A.J. Jacobs, author of The Year of Living Biblically
“Kay Hymowitz has written a fascinating and important book—one that should be read by every man, woman and man-child in America. So put down your Wii controller, click off the Tucker Max blog, and pick up Manning Up. You won't regret it.”

Pamela Paul, author of The Starter Marriage
“With spot-on detail and zero dogma, Kay Hymowitz has written a smart, incisive analysis of the woes troubling today's young men, oft saddled with the dreary label, ‘adultescents.' Anyone interested in the state of the sexes will want to read Hymowitz's wise, accessible and compassionate take.”

William J. Bennett
Manning Up is an important portrayal of the disintegrating covenant that once existed between the sexes. And few can do this better than Kay Hymowitz.
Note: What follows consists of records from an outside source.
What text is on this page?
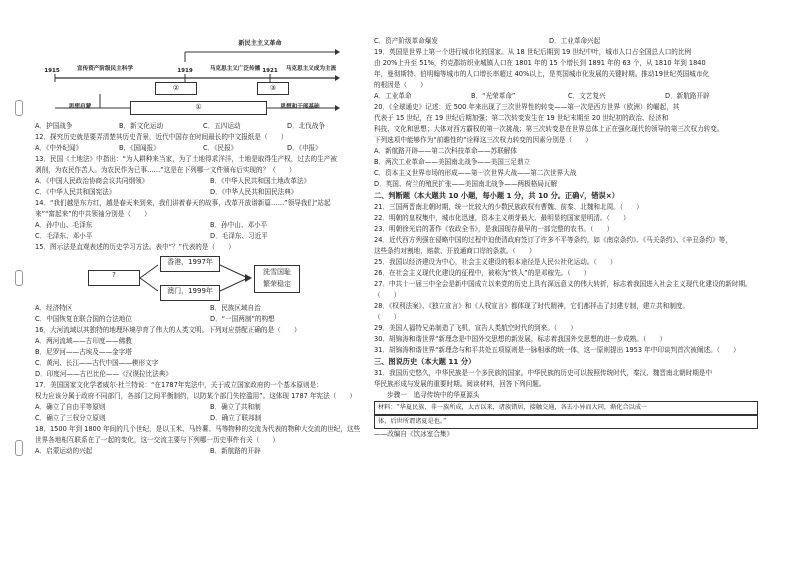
新民主主义革命
1915	1919	1921
宣传资产阶级民主科学	马克思主义广泛传播	马克思主义成为主流
②	③
①
思想启蒙	思想和干部基础
A．护国战争	B．新文化运动	C．五四运动	D．北伐战争
12．探究历史就是要弄清楚其历史背景，近代中国存在时间最长的中文报纸是（　　）
A．《中外纪闻》	B．《国闻报》	C．《民报》	D．《申报》
13．民国《土地法》中指出：“为人耕种来当家，为了土地得求洋洋，土地是取得生产权，过去的生产被
剥削，为农民作苦人。为农民作为已事……”这是在下列哪一文件颁布后实现的？（　　）
A．《中国人民政治协商会议共同纲领》	B．《中华人民共和国土地改革法》
C．《中华人民共和国宪法》	D．《中华人民共和国民法典》
14．“我们越是东方红，越是春天来到来，我们讲着春天的故事，改革开放谱新篇……”领导我们“站起
来”“富起来”的中共领袖分别是（　　）
A．孙中山、毛泽东	B．孙中山、邓小平
C．毛泽东、邓小平	D．毛泽东、习近平
15．图示法是直观表述的历史学习方法。表中“？”代表的是（　　）
?
香港，1997年
澳门，1999年
洗雪国耻
繁荣稳定
A．经济特区	B．民族区域自治
C．中国恢复在联合国的合法地位	D．“一国两制”的构想
16．大河流域以其独特的地理环境孕育了伟大的人类文明。下列对应搭配正确的是（　　）
A．两河流域——古印度——佛教
B．尼罗河——古埃及——金字塔
C．黄河、长江——古代中国——楔形文字
D．印度河——古巴比伦——《汉谟拉比法典》
17．美国国家文化学者威尔·杜兰特说：“在1787年宪法中，关于成立国家政府的一个基本原则是：
权力应该分属于政府不同部门，各部门之间平衡制约，以防某个部门失控滥用”。这体现 1787 年宪法（　　）
A．确立了自由平等原则	B．确立了共和制
C．确立了三权分立原则	D．确立了联邦制
18．1500 年到 1800 年间的几个世纪，是以玉米、马铃薯、马等物种的交流为代表的物种大交流的世纪，这些
世界各地相互联系在了一起的变化，这一交流主要与下列哪一历史事件有关（　　）
A．启蒙运动的兴起	B．新航路的开辟
C．资产阶级革命爆发	D．工业革命兴起
19．英国是世界上第一个进行城市化的国家。从 18 世纪后期到 19 世纪中叶，城市人口占全国总人口的比例
由 20%上升至 51%，约克郡纺织业城镇人口在 1801 年的 15 个增长到 1891 年的 63 个，从 1810 年到 1840
年，曼彻斯特、伯明翰等城市的人口增长率超过 40%以上，是英国城市化发展的关键时期。推动19世纪英国城市化
的根因是（　　）
A．工业革命	B．“光荣革命”	C．文艺复兴	D．新航路开辟
20．《全球通史》记述：近 500 年来出现了三次世界性的转变——第一次是西方世界（欧洲）的崛起，其
代表于 15 世纪，在 19 世纪后期加强；第二次转变发生在 19 世纪末期至 20 世纪初的政治、经济和
科技、文化和思想；大体对西方霸权的第一次挑战；第三次转变是在世界总体上正在强化现代的领导的第三次权力转变。
下列选项中能够作为“前瞻性的”诠释这三次权力转变的因素分别是（　　）
A．新航路开辟——第二次科技革命——苏联解体
B．两次工业革命——美国南北战争——美国三足鼎立
C．资本主义世界市场的形成——第一次世界大战——第二次世界大战
D．英国、荷兰的殖民扩张——美国南北战争——两极格局瓦解
二、判断题（本大题共 10 小题，每小题 1 分，共 10 分。正确√，错误×）
21．三国两晋南北朝时期，统一比较大的少数民族政权有曹魏、前秦、北魏和北周。（　　）
22．明朝的皇权集中，城市化迅速，资本主义萌芽最大、最明显的国家是明清。（　　）
23．明朝徐光启的著作《农政全书》，是我国现存最早的一部完整的农书。（　　）
24．近代西方列强在侵略中国的过程中迫使清政府签订了许多不平等条约，如《南京条约》、《马关条约》、《辛丑条约》等，
这些条约对割地、赔款、开放通商口岸的条款。（　　）
25．我国以经济建设为中心，社会主义建设的根本途径是人民公社化运动。（　　）
26．在社会主义现代化建设的征程中，被称为“铁人”的是邓稼先。（　　）
27．中共十一届三中全会是新中国成立以来党的历史上具有深远意义的伟大转折，标志着我国进入社会主义现代化建设的新时期。
（　　）
28．《权利法案》、《独立宣言》和《人权宣言》都体现了时代精神，它们都抨击了封建专制，建立共和制度。
（　　）
29．美国人福特兄弟制造了飞机，宣告人类航空时代的到来。（　　）
30．胡锦涛和谐世界“新理念是中国外交思想的新发展，标志着我国外交思想的进一步成熟。（　　）
31．胡锦涛和谐世界“新理念与和平共处五项原则是一脉相承的统一体，这一原则提出 1953 年中印谈判首次被阐述。（　　）
三、图说历史（本大题 11 分）
31．我国历史悠久，中华民族是一个多民族的国家。中华民族的历史可以按照传统时代，秦汉、魏晋南北朝时期是中
华民族形成与发展的重要时期。阅读材料，回答下列问题。
　　步骤一　追寻传统中的华夏源头
材料：“华夏民族，非一族所成，太古以来，诸族错居，接触交通，各去小异而大同，渐化合以成一
体，后世所谓诸夏是也。”
——改编自《饮冰室合集》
She untangles the complex forces threatening marriage for even the most privileged young Americans.”
Caitlin Flanagan, author of To Hell with All That: Loving and Loathing Our Inner Housewife
“In her fascinating, brutally honest new book, Kay Hymowitz describes an unintended consequence of the successes of feminism: the creation of a huge generation of aging frat boys, men who have discovered—in the spray tanned, bikini-waxed wonderland of post-feminism — a shangrila they are only too happy to inhabit. Freed from the old tests of manhood, such as the ability to marry and provide for a woman and children, they are biding their time, and leaving many of the best and brightest young women wondering, ‘where did all the good men go?' Manning Up is an important book for parents, educators and most of all, for today's young women.”

Neil Howe, co-author of Millenials Rising: The Next Great Generation
“Kay Hymowitz is a brilliant observer of cultural and social trends in America.  Manning Up moves in a crescendo of accelerating energy from first chapter to last.  Any reader who has ever wondered about changing gender roles and the purpose of marriage in the lives of our friends and relatives — or in our own lives — will be impressed and amazed. If you are between age 20 and 50, reading this book may cause you to re-plan your own life.  Whatever your age, it will certainly cause you to rethink our collective future.”
Richard Whitmire, author of Why Boys Fail
“Kay Hymowitz does an exacting job describing the growing flock of man/children we're seeing, and she lays out the disturbing reality of the ‘marriageable mate' dilemma that once affected only black women but has now become a broader phenomenon. Not only are there fewer college-educated men to marry, but many of those men who are available are little more than man/children—not anyone you would want your daughters to marry!”
Mark Bauerlein, author of The Dumbest Generation
“If you're curious as to why university admissions officers have to scramble these days to keep their entering classes at less than 60% female, or if you find that a sports bar on a Saturday afternoon sounds like a high school locker room, Kay Hymowitz's Manning Up provides an illuminating response. It's not because feminism has emasculated men, or because the media parade one man-boy after another (Adam Sandler, Will Ferrell, The Man Show...). It's because of the Knowledge Economy. Manhood used to happen through marriage and fatherhood, boys becoming men by assuming caretaking responsibilities, usually by taking jobs in manufacturing. It made them grow up. The Knowledge Economy delays the process. It keeps them longer in school, and many of the jobs it offers favor women (design, communications). Drawing evocatively from films and novels, video games, blogs and research reports, female despair and male slackerdom, Hymowitz derives a fresh and pointed take on the Mars-and-Venus gender gap. This is the startling and persuasive news she imparts, an unintended consequence of the knowledge boom. More prosperity and innovation and media—but at a profound cost to family and society: the immaturity of men.”